Acht Wochen ist es nun her, dass der ehemalige angestellte Seriendarsteller Herr Sandmann das beschauliche Babelsberg bei Potsdam verließ um sich in Springfield/ USA eine neue Existenz aufzubauen. Arbeitskollegen hatten ihm von der Stadt erzählt und ihn neugierig gemacht. Nach einem längeren Prozess des Grübelns hat der überzeugte Single schließlich seine sieben Sachen gepackt, dem RBB nach langjähriger Zusammenarbeit die Kündigung unter der Studiotür durchgeschoben und sich in eins seiner Flugzeuge, nämlich einen alten achtsitzigen IL 62-Nachbau gesetzt. Kurz nach Beginn des Fluges fiel ihm auf, dass niemand daran gedacht hatte, ihm eine Stewardess mitzugeben. Wie auch? Er hatte schließlich niemanden aus seinem alten Team in seine Pläne eingeweiht, das Flugzeug genau genommen entführt.

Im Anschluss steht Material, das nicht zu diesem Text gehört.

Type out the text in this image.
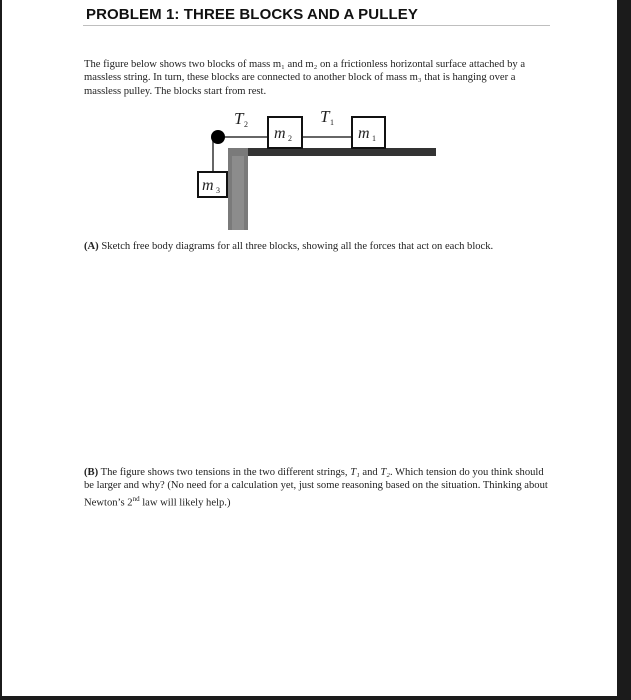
PROBLEM 1: THREE BLOCKS AND A PULLEY
The figure below shows two blocks of mass m₁ and m₂ on a frictionless horizontal surface attached by a massless string. In turn, these blocks are connected to another block of mass m₃ that is hanging over a massless pulley. The blocks start from rest.
m 2	m 1
m 3
T 2	T 1
(A) Sketch free body diagrams for all three blocks, showing all the forces that act on each block.
(B) The figure shows two tensions in the two different strings, T₁ and T₂. Which tension do you think should be larger and why? (No need for a calculation yet, just some reasoning based on the situation. Thinking about Newton’s 2nd law will likely help.)
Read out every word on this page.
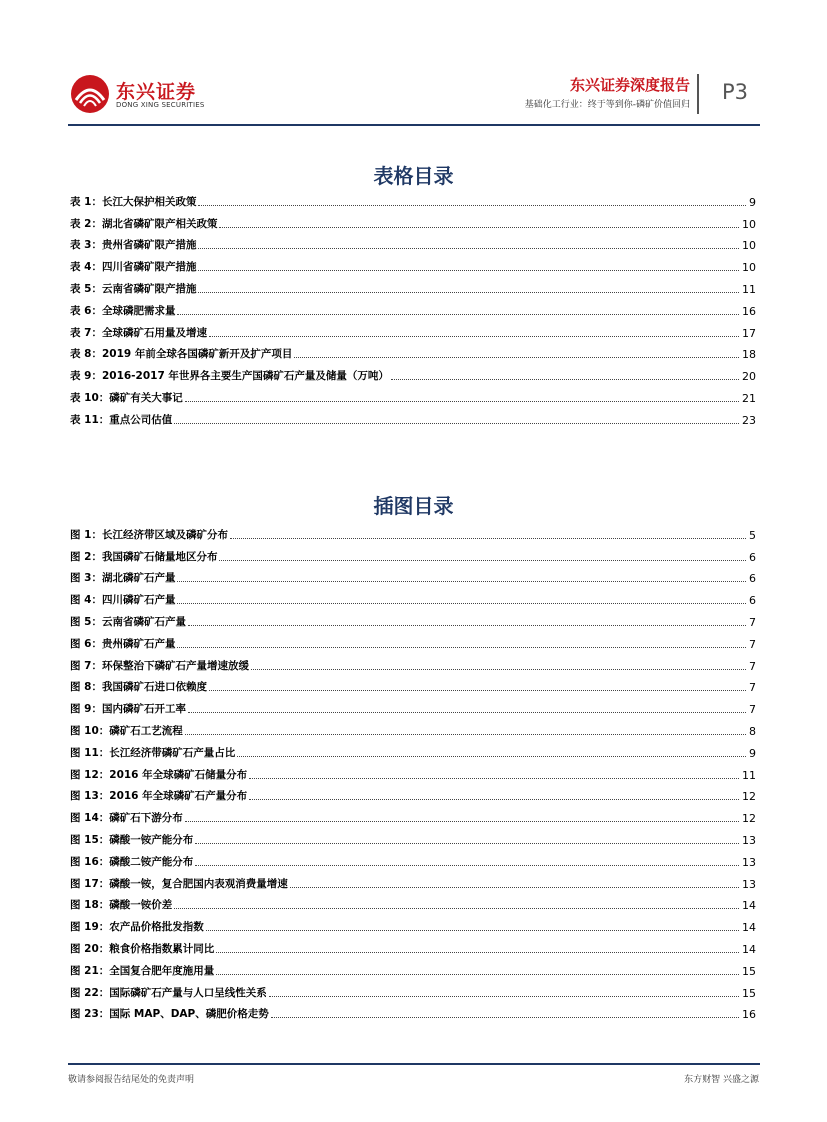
东兴证券
DONG XING SECURITIES
东兴证券深度报告
基础化工行业：终于等到你-磷矿价值回归
P3
表格目录
表 1：长江大保护相关政策	9
表 2：湖北省磷矿限产相关政策	10
表 3：贵州省磷矿限产措施	10
表 4：四川省磷矿限产措施	10
表 5：云南省磷矿限产措施	11
表 6：全球磷肥需求量	16
表 7：全球磷矿石用量及增速	17
表 8：2019 年前全球各国磷矿新开及扩产项目	18
表 9：2016-2017 年世界各主要生产国磷矿石产量及储量（万吨）	20
表 10：磷矿有关大事记	21
表 11：重点公司估值	23
插图目录
图 1：长江经济带区域及磷矿分布	5
图 2：我国磷矿石储量地区分布	6
图 3：湖北磷矿石产量	6
图 4：四川磷矿石产量	6
图 5：云南省磷矿石产量	7
图 6：贵州磷矿石产量	7
图 7：环保整治下磷矿石产量增速放缓	7
图 8：我国磷矿石进口依赖度	7
图 9：国内磷矿石开工率	7
图 10：磷矿石工艺流程	8
图 11：长江经济带磷矿石产量占比	9
图 12：2016 年全球磷矿石储量分布	11
图 13：2016 年全球磷矿石产量分布	12
图 14：磷矿石下游分布	12
图 15：磷酸一铵产能分布	13
图 16：磷酸二铵产能分布	13
图 17：磷酸一铵，复合肥国内表观消费量增速	13
图 18：磷酸一铵价差	14
图 19：农产品价格批发指数	14
图 20：粮食价格指数累计同比	14
图 21：全国复合肥年度施用量	15
图 22：国际磷矿石产量与人口呈线性关系	15
图 23：国际 MAP、DAP、磷肥价格走势	16
敬请参阅报告结尾处的免责声明	东方财智 兴盛之源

Bis er den amerikanischen Luftraum erreichte, vergingen Stunden, und der bärtige Ostdeutsche war kurz vor dem Verdursten.

O-Ton: Herr Sandmann

Naja, ich hätte mir ja denken können, dass das etwas weiter weg ist, als die ganzen nachgebauten Plastikländer, Papplandschaften und anderen Potemkinschen Dörfer, in die man mich bisher hat reisen lassen. Aber für den Zuschauer wird das ja sowieso dramaturgisch eingekürzt. Damit kenne ich mich als alter Fernsehhase schon aus. Dass ich mir aber nicht mal eine Thermoskanne Kamillentee mitgenommen habe, darüber könnte ich mich schwarz wie Pittiplatsch ärgern. Schließlich hat die Maschine ja einen Autopiloten, da hätte ich mir ja in aller Ruhe mal ein Tässchen eingießen können.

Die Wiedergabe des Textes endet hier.